Semi-supervised learning(SSL) is one of the artificial intelligence(AI) methods that have become popular in the last few months. Companies such as Google have been advancing the tools and frameworks relevant for building semi-supervised learning applications. Google Expander is a great example of a tool that reflects the advancements in semi-supervised learning applications.
Conceptually, semi-supervised learning can be positioned halfway between unsupervised and supervised learning models. A semi-supervised learning problem starts with a series of labeled data points as well as some data point for which labels are not known. The goal of a semi-supervised model is to classify some of the unlabeled data using the labeled information set.

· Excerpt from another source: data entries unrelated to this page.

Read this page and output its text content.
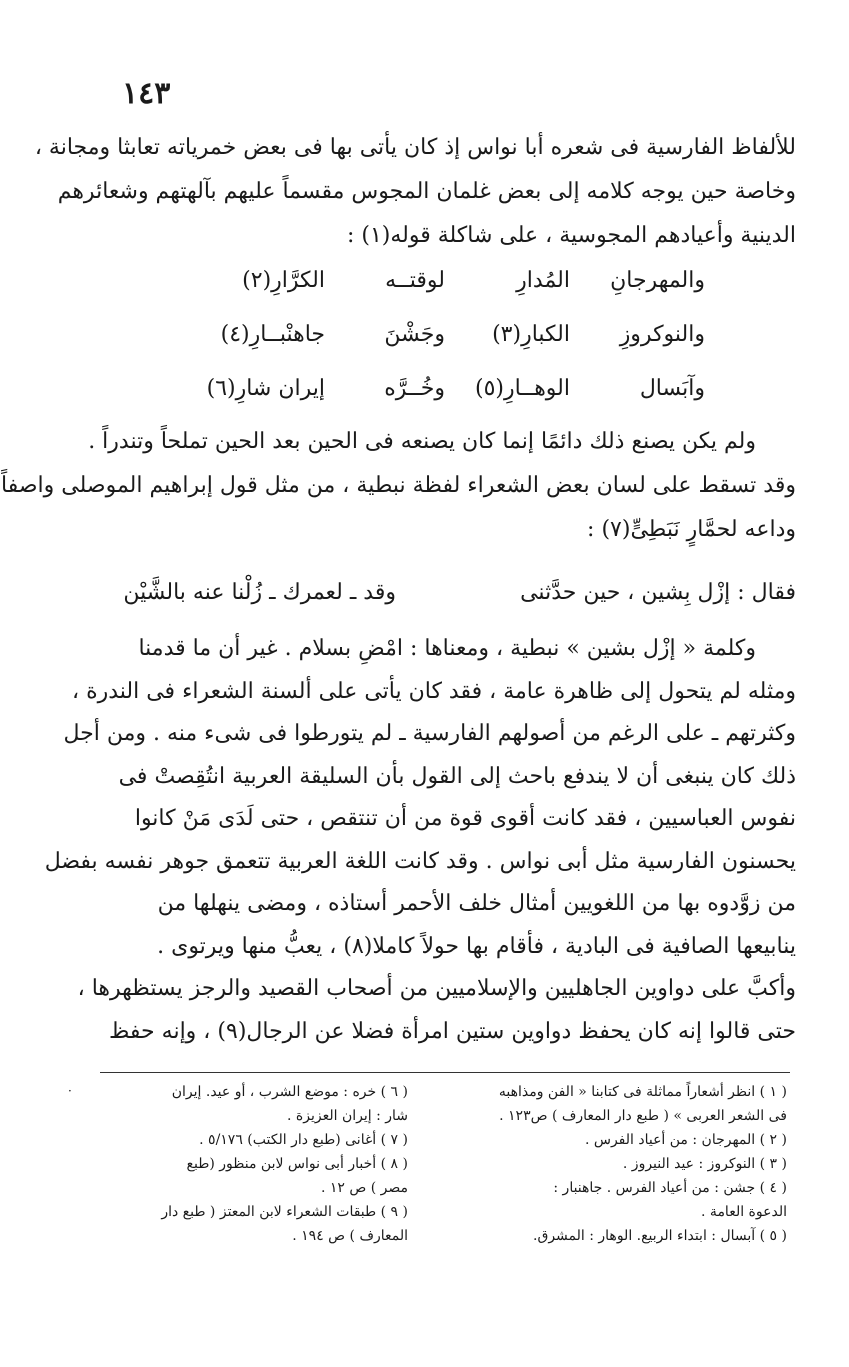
١٤٣
للألفاظ الفارسية فى شعره أبا نواس إذ كان يأتى بها فى بعض خمرياته تعابثا ومجانة ،
وخاصة حين يوجه كلامه إلى بعض غلمان المجوس مقسماً عليهم بآلهتهم وشعائرهم
الدينية وأعيادهم المجوسية ، على شاكلة قوله(١) :
والمهرجانِ
المُدارِ
لوقتــه
الكرَّارِ(٢)
والنوكروزِ
الكبارِ(٣)
وجَشْنَ
جاهنْبــارِ(٤)
وآبَسال
الوهــارِ(٥)
وخُــرَّه
إيران شارِ(٦)
ولم يكن يصنع ذلك دائمًا إنما كان يصنعه فى الحين بعد الحين تملحاً وتندراً .
وقد تسقط على لسان بعض الشعراء لفظة نبطية ، من مثل قول إبراهيم الموصلى واصفاً
وداعه لحمَّارٍ نَبَطِىٍّ(٧) :
فقال : إزْل بِشين ، حين حدَّثنى
وقد ـ لعمرك ـ زُلْنا عنه بالشَّيْن
وكلمة « إزْل بشين » نبطية ، ومعناها : امْضِ بسلام . غير أن ما قدمنا
ومثله لم يتحول إلى ظاهرة عامة ، فقد كان يأتى على ألسنة الشعراء فى الندرة ،
وكثرتهم ـ على الرغم من أصولهم الفارسية ـ لم يتورطوا فى شىء منه . ومن أجل
ذلك كان ينبغى أن لا يندفع باحث إلى القول بأن السليقة العربية انتُقِصتْ فى
نفوس العباسيين ، فقد كانت أقوى قوة من أن تنتقص ، حتى لَدَى مَنْ كانوا
يحسنون الفارسية مثل أبى نواس . وقد كانت اللغة العربية تتعمق جوهر نفسه بفضل
من زوَّدوه بها من اللغويين أمثال خلف الأحمر أستاذه ، ومضى ينهلها من
ينابيعها الصافية فى البادية ، فأقام بها حولاً كاملا(٨) ، يعبُّ منها ويرتوى .
وأكبَّ على دواوين الجاهليين والإسلاميين من أصحاب القصيد والرجز يستظهرها ،
حتى قالوا إنه كان يحفظ دواوين ستين امرأة فضلا عن الرجال(٩) ، وإنه حفظ
·	( ١ ) انظر أشعاراً مماثلة فى كتابنا « الفن ومذاهبه
فى الشعر العربى » ( طبع دار المعارف ) ص١٢٣ .
( ٢ ) المهرجان : من أعياد الفرس .
( ٣ ) النوكروز : عيد النيروز .
( ٤ ) جشن : من أعياد الفرس . جاهنبار :
الدعوة العامة .
( ٥ ) آبسال : ابتداء الربيع. الوهار : المشرق.
( ٦ ) خره : موضع الشرب ، أو عيد. إيران
شار : إيران العزيزة .
( ٧ ) أغانى (طبع دار الكتب) ٥/١٧٦ .
( ٨ ) أخبار أبى نواس لابن منظور (طبع
مصر ) ص ١٢ .
( ٩ ) طبقات الشعراء لابن المعتز ( طبع دار
المعارف ) ص ١٩٤ .
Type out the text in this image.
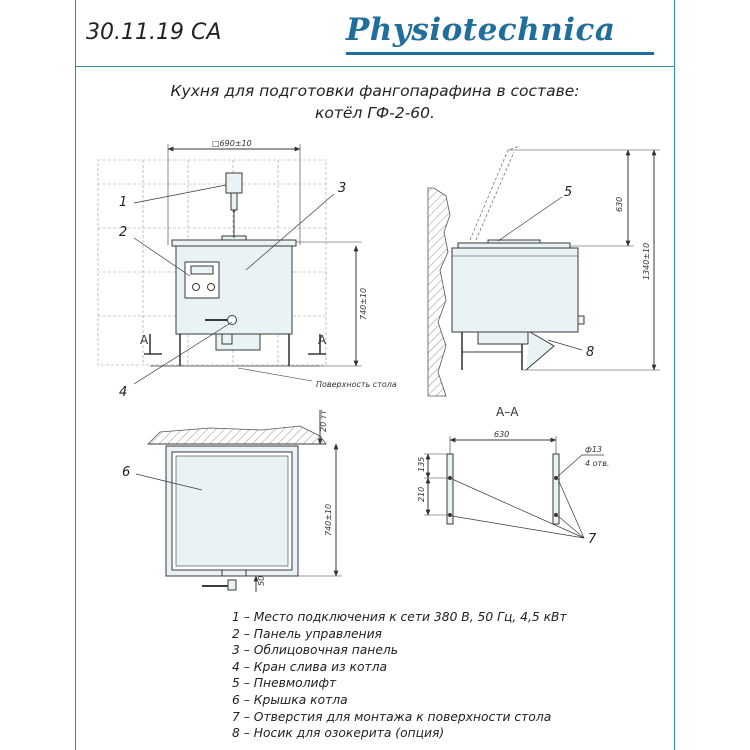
30.11.19 CA	Physiotechnica
Кухня для подготовки фангопарафина в составе:
котёл ГФ-2-60.
□690±10
740±10
Поверхность стола
А	А
1
2
3
4
630
1340±10
5
8
20 тт
740±10
50
6
А–А
630
135
210
ф13
4 отв.
7
1 – Место подключения к сети 380 В, 50 Гц, 4,5 кВт
2 – Панель управления
3 – Облицовочная панель
4 – Кран слива из котла
5 – Пневмолифт
6 – Крышка котла
7 – Отверстия для монтажа к поверхности стола
8 – Носик для озокерита (опция)
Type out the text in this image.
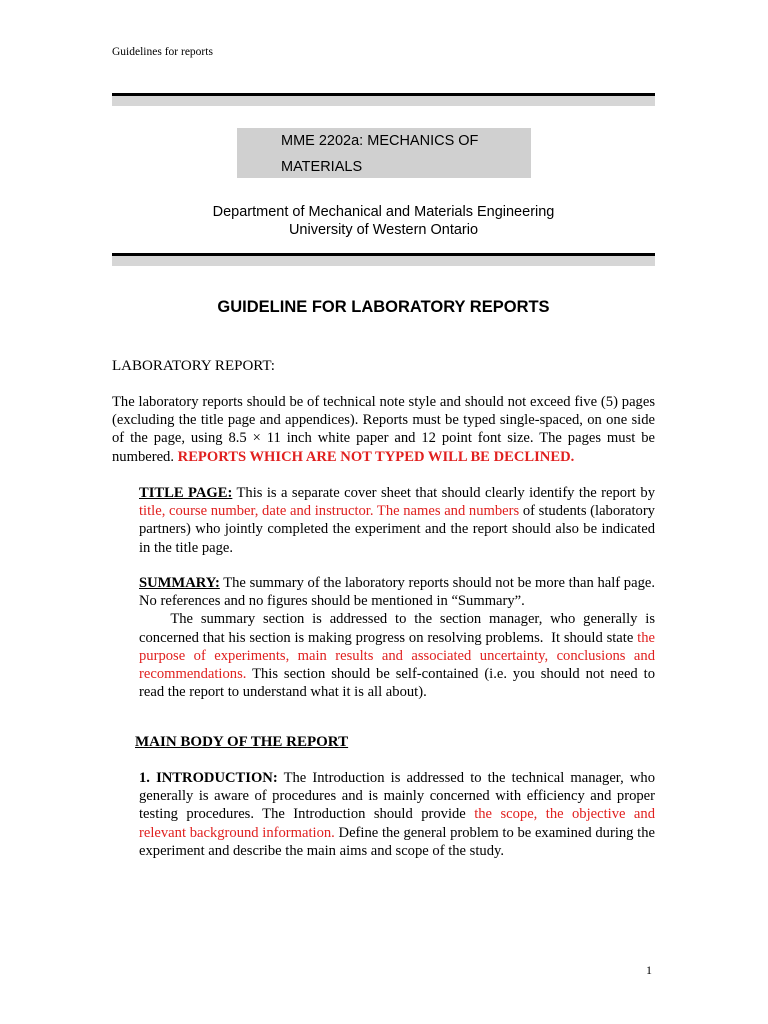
Guidelines for reports
MME 2202a: MECHANICS OF
MATERIALS
Department of Mechanical and Materials Engineering
University of Western Ontario
GUIDELINE FOR LABORATORY REPORTS
LABORATORY REPORT:
The laboratory reports should be of technical note style and should not exceed five (5) pages (excluding the title page and appendices). Reports must be typed single-spaced, on one side of the page, using 8.5 × 11 inch white paper and 12 point font size. The pages must be numbered. REPORTS WHICH ARE NOT TYPED WILL BE DECLINED.
TITLE PAGE: This is a separate cover sheet that should clearly identify the report by title, course number, date and instructor. The names and numbers of students (laboratory partners) who jointly completed the experiment and the report should also be indicated in the title page.
SUMMARY: The summary of the laboratory reports should not be more than half page. No references and no figures should be mentioned in “Summary”.
The summary section is addressed to the section manager, who generally is concerned that his section is making progress on resolving problems.  It should state the purpose of experiments, main results and associated uncertainty, conclusions and recommendations. This section should be self-contained (i.e. you should not need to read the report to understand what it is all about).
MAIN BODY OF THE REPORT
1. INTRODUCTION: The Introduction is addressed to the technical manager, who generally is aware of procedures and is mainly concerned with efficiency and proper testing procedures. The Introduction should provide the scope, the objective and relevant background information. Define the general problem to be examined during the experiment and describe the main aims and scope of the study.
1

Some AI practitioners see semi-supervised learning as a form of supervised learning with additional information. At the end, the goal of semi-supervised learning models is to sesame as supervised ones: to predict a target value for a specific input data set. Alternatively, other segments of the AI community see semi-supervised learning as a form of unsupervised learning with constraints. You can pick your favorite school of thought ;)
Semi-Supervised Learning in the Real World
Semi-supervised learning models are becoming widely applicable in scenarios across a large variety of industries. Let’s explore a few of the most well-known examples:
— Speech Analysis: Speech analysis is a classic example of the value of semi-supervised learning models . Labeling audio files typically is a very intensive tasks that requires a lot of human resources. Applying SSL techniques can really help to improve traditional speech analytic models.
— Protein Sequence Classification: Inferring the function of proteins typically requires active human intervention.
— Web Content Classification: Organizing the knowledge available iun billions of web pages will advance different segments of AI. Unfortunately, that task typically requires human intervention to classify the content.
There are plenty of other scenarios for SSL models. However, not all AI scenarios can directly be tackled using SSL. There are a few essential characteristics that should be present on a problem to be effectively solvable using SSL.
1 — Sizable Unlabeled Dataset: In SSL scenarios , the seize of the unlabeled dataset should be substantially bigger than the labeled data. Otherwise, the problem can be simply addressed using supervised algorithms.
2 — Input-Output Proximity Symmetry: SSL operates by inferring classification for unlabeled data based on proximity with labeled data points. Inverting that reasoning, SSL scenarios entail that if two data points are part of the same cluster (determined by a K-means algo or similar) their outputs are likely to be in close proximity as well. Complementarily, if two data points are separated by a low density area, their output should not be close.
3 — Relatively Simple Labeling & Low-Dimension Nature of the Problem: In SSL scenarios, it is important that the inference of the labeled data doesn’t become a problem more complicated than the original problem. This is known in AI circles as the “Vapnik Principle” which essentially states that in order to solve a problem we should not pick an intermediate problem of a higher order of complexity. Also, problems that use datasets with many dimensions or attributes are likely to become really challenging for SSL algorithms as the labeling task will become very complex.
In a future post, I will cover some of the fundamental types of SSL algorithms.